Dans la partie relative au Rêve, le mode d’exposition cher à M. Kaploun se retrouve encore plus accentué s’il est possible. L’auteur a exécuté le tour de force peu enviable d’exposer toute une théorie du Rêve, complexe et touffue, dans un langage rigoureusement abstrait. Après une lecture lente, attentive, le crayon en main, et coupée de méditations, de l’ensemble du livre, j’ai repris tout ce qui est relatif au Rêve, et je suis sorti de cette seconde lecture presque fourbu. Dans ce long exposé, pas une seule narration de rêve apportant quelque précision ou quelque soulagement à l’esprit. Et ce n’est pas que cette documentation ait fait défaut : à propos d’un type rare de Rêve, l’auteur déclare ne pas l’avoir rencontré plus de deux fois sur mille, ce qui implique une riche documentation.

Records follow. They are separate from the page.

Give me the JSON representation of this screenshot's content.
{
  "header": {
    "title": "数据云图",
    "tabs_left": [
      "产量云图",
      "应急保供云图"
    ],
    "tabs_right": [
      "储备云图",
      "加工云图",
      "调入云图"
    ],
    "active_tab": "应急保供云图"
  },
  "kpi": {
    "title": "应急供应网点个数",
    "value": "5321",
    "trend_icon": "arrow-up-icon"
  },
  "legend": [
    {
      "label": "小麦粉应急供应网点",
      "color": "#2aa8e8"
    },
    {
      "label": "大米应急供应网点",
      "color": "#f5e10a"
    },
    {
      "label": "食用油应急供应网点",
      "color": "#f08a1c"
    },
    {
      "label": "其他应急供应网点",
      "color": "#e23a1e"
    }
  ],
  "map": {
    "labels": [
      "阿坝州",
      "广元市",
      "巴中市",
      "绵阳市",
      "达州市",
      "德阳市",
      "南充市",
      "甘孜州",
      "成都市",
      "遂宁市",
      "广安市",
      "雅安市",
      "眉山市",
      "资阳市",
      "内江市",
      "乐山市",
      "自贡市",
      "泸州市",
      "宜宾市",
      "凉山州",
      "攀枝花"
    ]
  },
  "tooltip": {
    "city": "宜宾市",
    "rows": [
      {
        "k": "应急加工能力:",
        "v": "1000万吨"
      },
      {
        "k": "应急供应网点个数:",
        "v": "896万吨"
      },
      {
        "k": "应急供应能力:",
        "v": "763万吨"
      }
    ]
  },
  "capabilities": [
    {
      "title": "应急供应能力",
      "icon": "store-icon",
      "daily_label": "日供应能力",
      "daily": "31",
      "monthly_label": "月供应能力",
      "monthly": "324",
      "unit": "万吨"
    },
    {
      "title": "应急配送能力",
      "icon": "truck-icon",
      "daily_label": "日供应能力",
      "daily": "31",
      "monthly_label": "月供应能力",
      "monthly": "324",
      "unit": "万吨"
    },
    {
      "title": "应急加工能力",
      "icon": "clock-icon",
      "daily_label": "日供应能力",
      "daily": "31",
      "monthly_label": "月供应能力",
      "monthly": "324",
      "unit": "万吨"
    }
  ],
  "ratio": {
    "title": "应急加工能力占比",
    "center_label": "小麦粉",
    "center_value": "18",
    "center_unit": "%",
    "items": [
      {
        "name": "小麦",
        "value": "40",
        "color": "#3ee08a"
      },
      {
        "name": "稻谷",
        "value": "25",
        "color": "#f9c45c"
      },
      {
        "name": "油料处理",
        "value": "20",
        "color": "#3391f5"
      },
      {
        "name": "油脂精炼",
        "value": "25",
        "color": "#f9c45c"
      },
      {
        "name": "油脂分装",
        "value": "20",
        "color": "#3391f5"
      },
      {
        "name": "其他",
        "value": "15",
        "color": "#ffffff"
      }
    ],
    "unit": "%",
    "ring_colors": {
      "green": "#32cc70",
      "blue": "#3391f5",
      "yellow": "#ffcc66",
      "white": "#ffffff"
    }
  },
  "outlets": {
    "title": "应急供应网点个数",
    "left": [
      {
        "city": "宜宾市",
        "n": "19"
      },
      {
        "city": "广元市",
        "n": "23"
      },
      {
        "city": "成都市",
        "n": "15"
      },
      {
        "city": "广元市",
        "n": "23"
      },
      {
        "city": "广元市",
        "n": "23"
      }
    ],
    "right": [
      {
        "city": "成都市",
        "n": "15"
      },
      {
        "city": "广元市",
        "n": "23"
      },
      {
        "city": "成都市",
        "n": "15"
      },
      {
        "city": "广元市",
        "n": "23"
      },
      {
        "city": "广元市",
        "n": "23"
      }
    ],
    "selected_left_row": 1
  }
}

En raison de ces conditions, le fond de la pensée de M. Kaploun n’est pas toujours facile à saisir, et sur certains points, je n’ai pas réussi à lever toute indécision. Je vais cependant essayer d’exposer ce système, tel que je l’ai compris, m’excusant d’avance dans le cas où sur certains points je n’aurais pas entièrement saisi la pensée de l’auteur.

Le Rêve se définit par ses différences avec l’état de veille. La caractéristique de l’état de veille est l’attitude interrogative du moi automatique et le fait que, le moi automatique entourant de toutes parts le moi central, celui-ci ne communique avec le monde extérieur que par l’intermédiaire de celui-là. Par suite, toute perception est la réponse à une question implicite du moi automatique ; et ainsi cette réponse se trouve toujours ajustée à son objet : de là résulte la cohérence des cours de pensées à l’état de veille. Durant le rêve, l’attitude interrogative du moi automatique est abolie ; par suite, les excitations du monde ambiant ou n’arrivent pas au moi central, ou, lorsqu’elles parviennent jusqu’à lui, n’étant [p. 180] pas la réponse à une question, ne sont point adaptées à un objet déterminé, d’où résulte l’incohérence habituelle du Rêve. De plus, tandis que, dans l’état de veille, les perceptions, les conceptions, sans cesse documentées et contrôlées par les apports de la F. E., se maintiennent les unes par les autres dans une juste limite, il s’établit entre elles un ordre de subordination, et celles qui sont franchement inadéquates sont entièrement rejetées. Rien de tel dans le Rève, où tout ce qui aborde la conscience est accepté tel quel, sans contrôle. Les images qui peuplent la pensée du rêveur ne proviennent pas du moi automatique et ne retournent pas à lui ; elles naissent et meurent dans le moi central, étant les produits de la pure imagination.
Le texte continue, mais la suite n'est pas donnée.